How do free classified website sites make money?



How do free classified website sites make money?

Traditionally, classifieds acquire listings of some sort (sales, data partnerships, scraping, stealing, selling etc.) and with volume one can monetize through AdSense or other networks. Some even sustain on this level without taking the next step of charging for premium/bumps, for which liquidity is a pre-requisite.

There are a few more options - even though they probably represent a very small share of the global classifieds revenue (approx. $75b 2014: source AimGroup) . This is by no means a priority list nor a comprehensive one, but I thought it might be useful with a more detailed comprehensive list with real examples.

1. AdSense
Worth mentioning about Classifieds is that they can be smoothly presented on empty searches, so as not to display empty searches - instead of just having it has related content.

2. Display
Display has traditionally been an important revenue source for most digital media, but some classifieds offer display in more creative forms. High traffic volumes and users searching on city and category levels make it possible to sell targeted display on geo and interest. For certain brands who have reached a winner takes all position (e.g. Blocket.se and http://Finn.no) display has proved to have a higher growth on mobile where profesional stores/boutiques pay for being part of search lists in banner formats, sometimes with a slight delay for increased exposure.

3. Listings
There are numerous variants of monetizing listings
By number
Blocket.se is one of the few sites that charge for every single listing in all categories. Most sites, do it only in a few (Craigslist) or like eBay Kleinanzagen only charge for heavy usage i.e. more than 5 ads.

By pro/private
Another dimension instead of by number is charging differently for businesses, which is quite common among the mature sites (http://Subito.it, http://Mobile.de, http://Avito.ru etc.). A fair, common and straightforward division, but which often results in creating a behaviour where sites have to moderate to find “hidden professionals” trying to cheat the charges.

Premium listings
The most common form of way to monetize classifieds used by almost all of the big players Naspers, eBay, Schibsted, Avito, Kinnevik/Rocket and others are:
Bumps or enhanced or premium. Listing are bumped to top of the search results. Either fixed as a sticky posts or just by renewing the timestamp.
Design highlighting with border, bold text or the like.
Links or placements of the ad in other areas than the search result.
Time extension or prolonged listing time.
http://Sahibinden.com are one of the few classifieds that have both perfected premium offers (or “doping” as they call it) and who are transparent at the same time. A next natural step for classifieds is said and could be the use of real-time bidding, rather than fixed bump pricing.
   
4. Auxiliary Services / Affiliates
A pretty standard setup is to work with related affiliate link on listing pages which may even enhance the user experience and not come across as bought media. Horizontal classifieds mainly keep to personal finance links (loans, insurance etc.), escrow or shipping.  On markets where listings are free or easily accessible (Verticals and the US real estate market in particular) these are more prevalent. http://Trulia.com  which pulls the same free real estate listings that other websites have access to are especially known for adding features (some bringing in revenue) which both ads to their user experience and profits.

5. Data
Few marketplaces openly talk about selling data, but especially for strong verticals meta data of prices and trends is quite valuable for banks, insurance companies and other players.

6. Premium Rate Numbers
Offering private numbers, unique to the listing, to sellers is fairly common on many markets, but is mainly offered as a quality service but some give take a small cut, like Blocket.

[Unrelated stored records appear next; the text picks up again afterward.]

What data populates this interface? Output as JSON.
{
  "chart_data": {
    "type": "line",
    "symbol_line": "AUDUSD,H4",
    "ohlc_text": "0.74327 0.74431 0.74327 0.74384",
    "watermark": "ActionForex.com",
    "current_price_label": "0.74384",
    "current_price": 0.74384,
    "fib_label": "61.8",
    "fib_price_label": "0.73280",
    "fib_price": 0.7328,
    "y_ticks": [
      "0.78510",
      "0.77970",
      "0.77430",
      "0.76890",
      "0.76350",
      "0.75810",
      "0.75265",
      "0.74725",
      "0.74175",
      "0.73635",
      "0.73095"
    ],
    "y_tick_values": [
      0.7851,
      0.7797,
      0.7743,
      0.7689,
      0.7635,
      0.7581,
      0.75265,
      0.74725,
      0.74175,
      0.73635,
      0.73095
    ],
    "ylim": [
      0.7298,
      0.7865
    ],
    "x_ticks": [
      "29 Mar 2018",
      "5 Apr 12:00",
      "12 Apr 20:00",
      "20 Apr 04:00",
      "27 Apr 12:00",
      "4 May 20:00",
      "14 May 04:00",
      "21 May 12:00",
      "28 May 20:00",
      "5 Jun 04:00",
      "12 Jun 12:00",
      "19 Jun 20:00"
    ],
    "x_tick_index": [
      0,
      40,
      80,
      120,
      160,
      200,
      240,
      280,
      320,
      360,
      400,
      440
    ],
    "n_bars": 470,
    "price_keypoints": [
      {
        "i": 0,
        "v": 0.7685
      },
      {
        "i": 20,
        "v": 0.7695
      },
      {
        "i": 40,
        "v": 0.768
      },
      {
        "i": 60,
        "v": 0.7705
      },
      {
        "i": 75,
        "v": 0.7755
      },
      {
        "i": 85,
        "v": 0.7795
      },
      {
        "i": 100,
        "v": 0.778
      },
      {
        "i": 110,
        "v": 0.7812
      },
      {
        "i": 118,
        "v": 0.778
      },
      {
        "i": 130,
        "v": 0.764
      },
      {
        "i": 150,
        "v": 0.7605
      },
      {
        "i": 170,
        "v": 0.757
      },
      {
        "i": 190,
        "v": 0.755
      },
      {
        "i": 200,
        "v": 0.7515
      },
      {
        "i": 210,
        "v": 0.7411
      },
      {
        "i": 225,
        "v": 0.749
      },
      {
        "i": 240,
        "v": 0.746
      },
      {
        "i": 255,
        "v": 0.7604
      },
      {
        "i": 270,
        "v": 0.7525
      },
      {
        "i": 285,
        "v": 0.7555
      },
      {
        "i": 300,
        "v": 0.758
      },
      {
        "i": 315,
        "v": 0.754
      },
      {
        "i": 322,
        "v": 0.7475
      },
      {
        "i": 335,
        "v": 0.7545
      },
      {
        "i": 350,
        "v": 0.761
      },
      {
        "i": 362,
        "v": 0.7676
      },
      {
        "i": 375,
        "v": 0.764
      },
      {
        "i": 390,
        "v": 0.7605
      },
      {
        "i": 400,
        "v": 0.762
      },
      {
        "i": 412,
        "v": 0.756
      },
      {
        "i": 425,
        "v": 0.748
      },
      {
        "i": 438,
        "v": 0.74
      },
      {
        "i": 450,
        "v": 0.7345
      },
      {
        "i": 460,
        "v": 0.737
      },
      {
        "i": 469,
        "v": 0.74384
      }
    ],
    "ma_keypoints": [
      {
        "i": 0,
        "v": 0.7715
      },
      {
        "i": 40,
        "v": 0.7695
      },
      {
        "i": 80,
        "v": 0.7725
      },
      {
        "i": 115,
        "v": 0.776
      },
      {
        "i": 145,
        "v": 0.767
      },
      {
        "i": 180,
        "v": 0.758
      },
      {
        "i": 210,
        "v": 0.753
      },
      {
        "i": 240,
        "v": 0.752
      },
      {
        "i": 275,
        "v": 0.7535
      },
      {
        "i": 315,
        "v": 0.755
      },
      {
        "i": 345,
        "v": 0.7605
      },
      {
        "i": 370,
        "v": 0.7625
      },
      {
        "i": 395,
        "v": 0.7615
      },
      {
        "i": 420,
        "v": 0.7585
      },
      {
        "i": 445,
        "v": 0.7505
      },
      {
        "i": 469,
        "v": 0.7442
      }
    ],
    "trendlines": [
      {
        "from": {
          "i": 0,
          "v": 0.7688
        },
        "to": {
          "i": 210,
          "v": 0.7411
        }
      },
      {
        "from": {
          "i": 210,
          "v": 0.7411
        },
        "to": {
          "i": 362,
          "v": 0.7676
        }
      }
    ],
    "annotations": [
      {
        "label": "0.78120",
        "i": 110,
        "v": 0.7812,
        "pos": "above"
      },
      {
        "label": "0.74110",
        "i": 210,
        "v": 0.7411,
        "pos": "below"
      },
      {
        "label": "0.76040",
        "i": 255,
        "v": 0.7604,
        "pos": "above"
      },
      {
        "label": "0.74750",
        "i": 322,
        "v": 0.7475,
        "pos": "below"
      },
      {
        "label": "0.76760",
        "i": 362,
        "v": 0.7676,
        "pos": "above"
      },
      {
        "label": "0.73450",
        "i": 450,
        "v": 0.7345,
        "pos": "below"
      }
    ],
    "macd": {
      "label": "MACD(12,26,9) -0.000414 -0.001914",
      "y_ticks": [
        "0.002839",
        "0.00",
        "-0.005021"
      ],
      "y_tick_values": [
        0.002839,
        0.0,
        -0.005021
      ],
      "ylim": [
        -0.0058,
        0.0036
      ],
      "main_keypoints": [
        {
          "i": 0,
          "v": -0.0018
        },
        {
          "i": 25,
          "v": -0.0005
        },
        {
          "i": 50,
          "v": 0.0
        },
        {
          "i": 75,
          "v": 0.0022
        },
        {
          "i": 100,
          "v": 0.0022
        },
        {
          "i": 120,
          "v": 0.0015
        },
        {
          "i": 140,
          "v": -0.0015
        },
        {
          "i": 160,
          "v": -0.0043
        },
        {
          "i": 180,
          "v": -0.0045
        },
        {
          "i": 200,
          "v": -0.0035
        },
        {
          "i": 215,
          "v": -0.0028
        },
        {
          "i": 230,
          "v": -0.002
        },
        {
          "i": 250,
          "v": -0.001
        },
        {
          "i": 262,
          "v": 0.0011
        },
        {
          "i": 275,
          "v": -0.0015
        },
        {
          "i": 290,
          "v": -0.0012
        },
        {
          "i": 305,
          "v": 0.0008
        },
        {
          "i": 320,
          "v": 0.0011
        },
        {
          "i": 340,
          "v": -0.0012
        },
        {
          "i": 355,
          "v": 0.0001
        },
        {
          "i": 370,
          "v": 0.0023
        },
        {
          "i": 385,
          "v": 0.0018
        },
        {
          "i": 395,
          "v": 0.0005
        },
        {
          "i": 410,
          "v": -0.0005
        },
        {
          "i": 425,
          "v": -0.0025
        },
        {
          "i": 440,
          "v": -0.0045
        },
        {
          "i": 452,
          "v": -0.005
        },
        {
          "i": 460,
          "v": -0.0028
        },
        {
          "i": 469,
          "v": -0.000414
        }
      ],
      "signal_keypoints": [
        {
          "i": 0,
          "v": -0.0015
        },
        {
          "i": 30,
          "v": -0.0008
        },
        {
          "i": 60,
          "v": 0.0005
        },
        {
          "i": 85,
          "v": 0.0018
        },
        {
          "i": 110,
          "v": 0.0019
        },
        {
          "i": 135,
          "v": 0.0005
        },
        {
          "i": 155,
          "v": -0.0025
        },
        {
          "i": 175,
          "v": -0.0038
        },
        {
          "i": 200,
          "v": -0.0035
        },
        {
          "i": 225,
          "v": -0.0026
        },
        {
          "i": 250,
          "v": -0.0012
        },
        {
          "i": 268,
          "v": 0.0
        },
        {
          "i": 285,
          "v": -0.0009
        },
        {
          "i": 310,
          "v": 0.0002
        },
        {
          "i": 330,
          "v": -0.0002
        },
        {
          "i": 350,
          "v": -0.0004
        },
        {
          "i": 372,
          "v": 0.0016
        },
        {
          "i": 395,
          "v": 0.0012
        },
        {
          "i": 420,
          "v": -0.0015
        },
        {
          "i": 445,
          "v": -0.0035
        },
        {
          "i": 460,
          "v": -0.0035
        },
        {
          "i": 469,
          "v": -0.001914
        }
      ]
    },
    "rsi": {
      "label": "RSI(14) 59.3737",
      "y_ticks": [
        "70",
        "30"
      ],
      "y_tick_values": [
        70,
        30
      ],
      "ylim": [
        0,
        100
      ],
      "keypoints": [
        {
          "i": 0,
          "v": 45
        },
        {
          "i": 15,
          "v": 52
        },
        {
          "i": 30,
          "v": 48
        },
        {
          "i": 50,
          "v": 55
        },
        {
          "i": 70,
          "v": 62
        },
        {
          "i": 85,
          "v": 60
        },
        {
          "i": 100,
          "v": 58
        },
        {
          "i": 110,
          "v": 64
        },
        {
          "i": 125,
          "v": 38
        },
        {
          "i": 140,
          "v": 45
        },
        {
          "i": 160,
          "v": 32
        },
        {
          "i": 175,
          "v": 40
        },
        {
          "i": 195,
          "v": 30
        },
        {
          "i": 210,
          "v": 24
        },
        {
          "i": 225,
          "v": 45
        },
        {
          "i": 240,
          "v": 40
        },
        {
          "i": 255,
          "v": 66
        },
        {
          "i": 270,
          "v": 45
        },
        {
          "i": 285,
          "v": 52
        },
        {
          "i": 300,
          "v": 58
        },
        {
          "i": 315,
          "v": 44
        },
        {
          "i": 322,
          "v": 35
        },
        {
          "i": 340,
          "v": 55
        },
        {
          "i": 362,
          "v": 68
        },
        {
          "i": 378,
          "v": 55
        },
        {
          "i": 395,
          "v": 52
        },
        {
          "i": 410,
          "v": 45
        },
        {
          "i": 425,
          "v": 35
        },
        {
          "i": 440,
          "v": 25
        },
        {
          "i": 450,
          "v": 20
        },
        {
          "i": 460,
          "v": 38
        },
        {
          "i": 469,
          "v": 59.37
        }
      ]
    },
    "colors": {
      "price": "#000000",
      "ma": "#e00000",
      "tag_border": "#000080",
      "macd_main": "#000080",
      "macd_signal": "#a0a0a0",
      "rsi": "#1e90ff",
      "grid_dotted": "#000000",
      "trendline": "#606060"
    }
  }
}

Some sites have phone numbers/calls as a serious source of revenue. One example of such is http://www.friday-ad.co.uk in UK where listings are mostly free, but buyers calling in on the seller numbers pays an extra fee for each call.

7. Premium/Pro User Accounts (enhanced usability)
Pro accounts can both offer extra features for the buyer and sellers, but paid by the user. Common features are seeing listings earlier meaning slight delay for freemium users (e.g. http://preloved.co.uk for general classifieds and http://privateproperty.co.za for rental listings), sending texts/SMS to sellers and different ways of ensuring leads are answered (e.g. LinkedIn’s InMail credit system).

8. Selling Leads to Businesses
This business model somewhat diverges from the general idea about classifieds, so this is a stretch, but still deserves a mention. http://www.myhammer.de, http://www.uShip.com and many more charge per number of leads delivered or fixed matching fee. The reason these models deserve a mention in connection to classifieds is that a number of real estate and vehicle verticals sell leads to businesses on the side of their listing service (e.g. general leads to search leads to agents on for example . Usually it’s a car service garage or a real estate agent who pays in some form to get leads.